The common prosperity drive, which first made its way up the party agenda when Xi mentioned it in his August speech, follows a wider monthslong crackdown on everything from U.S.-listed Chinese companies to video games and extracurricular education services like tutoring.

“What we’ve seen, step by step, is in just about every phase of life and policy, the Communist Party reassert its power to the detriment of the markets,” said Scott Kennedy of the Center for Strategic and International Studies, a Washington-based think tank.

Investors in companies like tech giants Alibaba and Didi, or the New Oriental Education & Technology group, saw their stocks plummet and shareholders lost billions due to Beijing’s policy decisions.

Kennedy said access to capital for smaller enterprises in China is already trending downward, and private entrepreneurs will only be less encouraged to invest in China as the state’s role in the market increases.

“They may end up achieving common poverty if the state goes too far,” he said.

Still, broader investment into China from some American companies was undeterred.
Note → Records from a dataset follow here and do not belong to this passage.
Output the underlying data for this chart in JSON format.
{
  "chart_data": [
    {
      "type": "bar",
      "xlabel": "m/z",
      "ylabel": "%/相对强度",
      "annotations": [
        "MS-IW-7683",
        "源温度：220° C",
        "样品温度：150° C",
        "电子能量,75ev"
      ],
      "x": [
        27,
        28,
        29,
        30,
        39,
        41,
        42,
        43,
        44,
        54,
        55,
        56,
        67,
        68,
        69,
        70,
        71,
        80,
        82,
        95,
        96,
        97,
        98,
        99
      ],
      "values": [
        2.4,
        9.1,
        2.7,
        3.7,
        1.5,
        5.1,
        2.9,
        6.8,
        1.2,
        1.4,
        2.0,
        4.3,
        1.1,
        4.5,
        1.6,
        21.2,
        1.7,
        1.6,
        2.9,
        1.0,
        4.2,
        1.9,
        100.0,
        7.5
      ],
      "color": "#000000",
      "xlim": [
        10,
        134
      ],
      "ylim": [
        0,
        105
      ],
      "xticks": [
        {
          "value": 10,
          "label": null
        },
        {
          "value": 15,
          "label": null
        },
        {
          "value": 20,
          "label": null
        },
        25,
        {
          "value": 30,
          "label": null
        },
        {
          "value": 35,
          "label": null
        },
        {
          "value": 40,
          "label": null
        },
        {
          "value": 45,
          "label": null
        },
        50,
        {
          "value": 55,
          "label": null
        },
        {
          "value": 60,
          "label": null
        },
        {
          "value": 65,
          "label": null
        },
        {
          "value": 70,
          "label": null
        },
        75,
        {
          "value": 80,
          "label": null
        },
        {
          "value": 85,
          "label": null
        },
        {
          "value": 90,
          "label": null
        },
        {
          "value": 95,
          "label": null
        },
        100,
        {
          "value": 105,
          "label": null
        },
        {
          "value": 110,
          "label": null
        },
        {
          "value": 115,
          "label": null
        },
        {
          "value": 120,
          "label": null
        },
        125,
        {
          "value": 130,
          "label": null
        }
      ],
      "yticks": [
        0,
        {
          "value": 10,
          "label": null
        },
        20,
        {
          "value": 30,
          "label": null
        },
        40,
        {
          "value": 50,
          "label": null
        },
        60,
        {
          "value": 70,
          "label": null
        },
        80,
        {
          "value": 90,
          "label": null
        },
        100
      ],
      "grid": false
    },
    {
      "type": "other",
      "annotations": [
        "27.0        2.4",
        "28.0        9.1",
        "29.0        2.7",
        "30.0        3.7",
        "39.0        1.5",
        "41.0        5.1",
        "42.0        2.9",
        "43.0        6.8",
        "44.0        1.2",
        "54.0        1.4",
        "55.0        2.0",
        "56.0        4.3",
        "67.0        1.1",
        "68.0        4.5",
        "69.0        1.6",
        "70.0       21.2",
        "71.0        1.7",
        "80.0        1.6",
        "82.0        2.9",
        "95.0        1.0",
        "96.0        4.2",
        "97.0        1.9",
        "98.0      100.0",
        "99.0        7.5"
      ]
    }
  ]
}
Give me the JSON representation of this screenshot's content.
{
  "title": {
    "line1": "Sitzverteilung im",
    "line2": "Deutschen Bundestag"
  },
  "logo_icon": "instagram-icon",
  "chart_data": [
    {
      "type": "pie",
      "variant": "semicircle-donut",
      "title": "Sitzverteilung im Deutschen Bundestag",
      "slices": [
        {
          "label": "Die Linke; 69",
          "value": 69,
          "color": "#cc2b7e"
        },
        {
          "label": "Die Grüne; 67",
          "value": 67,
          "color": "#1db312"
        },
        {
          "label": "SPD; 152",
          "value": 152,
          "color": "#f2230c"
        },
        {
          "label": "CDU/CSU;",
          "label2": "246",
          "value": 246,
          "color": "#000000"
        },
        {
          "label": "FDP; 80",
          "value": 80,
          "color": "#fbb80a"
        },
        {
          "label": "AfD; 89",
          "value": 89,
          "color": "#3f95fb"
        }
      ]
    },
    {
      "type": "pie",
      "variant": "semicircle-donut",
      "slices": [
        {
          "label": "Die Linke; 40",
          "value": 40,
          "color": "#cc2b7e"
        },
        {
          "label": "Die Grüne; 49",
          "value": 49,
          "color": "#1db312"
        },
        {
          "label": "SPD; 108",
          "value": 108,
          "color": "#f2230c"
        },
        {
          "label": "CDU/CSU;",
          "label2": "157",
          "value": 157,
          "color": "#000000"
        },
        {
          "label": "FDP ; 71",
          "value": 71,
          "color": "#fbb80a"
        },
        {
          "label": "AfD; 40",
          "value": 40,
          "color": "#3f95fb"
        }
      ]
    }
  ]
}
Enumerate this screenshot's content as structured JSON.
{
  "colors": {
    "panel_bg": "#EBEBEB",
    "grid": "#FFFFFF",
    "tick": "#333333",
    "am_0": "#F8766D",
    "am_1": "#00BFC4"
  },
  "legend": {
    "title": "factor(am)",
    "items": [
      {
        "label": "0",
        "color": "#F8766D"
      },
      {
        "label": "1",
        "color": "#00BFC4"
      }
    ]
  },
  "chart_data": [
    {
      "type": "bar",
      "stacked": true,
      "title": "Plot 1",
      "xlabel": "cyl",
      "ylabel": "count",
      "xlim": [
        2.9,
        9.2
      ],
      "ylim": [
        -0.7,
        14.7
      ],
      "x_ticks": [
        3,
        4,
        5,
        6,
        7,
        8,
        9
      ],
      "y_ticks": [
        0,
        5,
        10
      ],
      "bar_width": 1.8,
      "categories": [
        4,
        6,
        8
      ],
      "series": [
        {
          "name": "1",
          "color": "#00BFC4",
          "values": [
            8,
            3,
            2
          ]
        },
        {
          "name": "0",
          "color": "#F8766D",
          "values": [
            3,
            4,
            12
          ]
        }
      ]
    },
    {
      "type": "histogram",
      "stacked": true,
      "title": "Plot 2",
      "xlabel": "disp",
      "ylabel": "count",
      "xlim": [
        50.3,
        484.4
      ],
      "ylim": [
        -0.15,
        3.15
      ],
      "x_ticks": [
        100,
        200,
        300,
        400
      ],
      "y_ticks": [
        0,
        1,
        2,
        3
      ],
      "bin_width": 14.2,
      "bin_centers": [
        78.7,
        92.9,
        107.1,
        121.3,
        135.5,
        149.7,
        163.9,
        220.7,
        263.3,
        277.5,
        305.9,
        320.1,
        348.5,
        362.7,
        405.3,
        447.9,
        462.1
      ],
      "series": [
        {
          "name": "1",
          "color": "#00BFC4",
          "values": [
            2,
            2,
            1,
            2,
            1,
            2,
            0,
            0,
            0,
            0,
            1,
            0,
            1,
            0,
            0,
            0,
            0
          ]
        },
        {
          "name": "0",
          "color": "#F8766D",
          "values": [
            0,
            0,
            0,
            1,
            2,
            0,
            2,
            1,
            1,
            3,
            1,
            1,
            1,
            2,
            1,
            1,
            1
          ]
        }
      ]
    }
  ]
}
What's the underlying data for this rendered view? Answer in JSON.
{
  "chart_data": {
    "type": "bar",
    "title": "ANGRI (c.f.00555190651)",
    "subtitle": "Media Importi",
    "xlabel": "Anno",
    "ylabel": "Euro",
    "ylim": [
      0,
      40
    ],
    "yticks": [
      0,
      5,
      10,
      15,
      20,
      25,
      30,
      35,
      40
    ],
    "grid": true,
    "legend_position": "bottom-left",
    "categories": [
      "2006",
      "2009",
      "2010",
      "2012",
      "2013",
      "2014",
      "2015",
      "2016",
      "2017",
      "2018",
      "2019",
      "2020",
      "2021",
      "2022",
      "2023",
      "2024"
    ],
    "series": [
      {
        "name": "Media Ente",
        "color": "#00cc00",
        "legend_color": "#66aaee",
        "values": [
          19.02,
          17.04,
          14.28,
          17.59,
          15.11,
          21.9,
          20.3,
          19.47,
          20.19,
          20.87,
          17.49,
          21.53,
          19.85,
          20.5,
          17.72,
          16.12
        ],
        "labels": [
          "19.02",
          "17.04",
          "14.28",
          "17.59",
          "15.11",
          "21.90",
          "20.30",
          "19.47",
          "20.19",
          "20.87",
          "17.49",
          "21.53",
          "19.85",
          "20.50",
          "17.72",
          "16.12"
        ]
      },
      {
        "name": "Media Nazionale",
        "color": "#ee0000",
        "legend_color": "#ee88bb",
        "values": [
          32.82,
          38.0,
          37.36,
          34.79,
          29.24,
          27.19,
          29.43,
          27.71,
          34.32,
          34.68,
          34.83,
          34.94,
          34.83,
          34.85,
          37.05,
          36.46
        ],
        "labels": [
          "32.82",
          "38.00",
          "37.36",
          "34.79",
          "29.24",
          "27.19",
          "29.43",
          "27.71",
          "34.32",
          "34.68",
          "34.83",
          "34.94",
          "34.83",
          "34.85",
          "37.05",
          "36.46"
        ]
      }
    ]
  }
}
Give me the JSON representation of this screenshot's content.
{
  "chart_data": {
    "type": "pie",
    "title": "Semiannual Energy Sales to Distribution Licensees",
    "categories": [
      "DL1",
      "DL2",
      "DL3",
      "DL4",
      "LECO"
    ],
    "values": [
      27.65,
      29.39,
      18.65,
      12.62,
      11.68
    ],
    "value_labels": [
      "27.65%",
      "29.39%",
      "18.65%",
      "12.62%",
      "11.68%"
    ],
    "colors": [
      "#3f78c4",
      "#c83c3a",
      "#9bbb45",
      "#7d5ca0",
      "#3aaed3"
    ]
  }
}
BlackRock, which this year became the first foreign-owned company to operate a wholly owned China mutual fund business, recommended investors increase their financial exposure to the country by as much as three times over.

The BlackRock logo is seen outside of its offices in New York. © Reuters


Firms like BlackRock with a significant footprint in China are unlikely to be dissuaded by Xi’s common prosperity push, but Miller said the days of companies blindly entering the Chinese market as a default expectation from their shareholders may be over.

“The idea was, eventually we’ll figure it out, eventually we’ll make money, eventually our partners on the ground will steer us in the right direction. There’ll be some growing pains, but, you know, we’ll ensconce ourselves and we’ll grow. I think that’s an incredibly naive view right now,” he said.

The term “common prosperity” was used by Mao Zedong in the 1950s, and by Deng Xiaoping when instituting private sector reforms in the 1980s that precipitated China’s astonishing growth in the decades that followed.

At the time, Deng said it was necessary for some people and parts of the country to get wealthy first to fuel growth as a means for common prosperity, but four decades later that growth has also led to a severe urban-rural divide and wealth gap.

Xi stated a goal of solid progress in the distribution of public services like health care and education throughout the country by 2035, and it is in the poorer, more rural regions where the most progress is to be made.

Loeb said this is not the end of opportunity for business in China, but a shift toward different opportunities.

“These could be things like focusing on rural areas and revitalization,” he said, noting that Western agricultural technology companies may be a sector in a position to benefit from common prosperity policies.

Political hurdles to the flow of capital remain, however, which could negate the value of new investment opportunities for some American companies.

“The plan doesn’t make a difference if you can’t get investors or startups to come there because they can’t get their money out,” said Aaron Magenheim, CEO of the agricultural consulting firm AgTech Insight.

Ultimately, it may be the end of one reform era – in which the Chinese economy grew at an astonishing pace and millions became rich – and the start of another, in which the social components of the party’s policy are more directly tied with the Chinese economic structure.

“This is Xi Jinping saying, ‘OK, we’re there. We did this massive, incredible reform process. People got rich. We made this promise 45 years ago to the people of China. Now it’s time to make good on that promise,” Loeb said.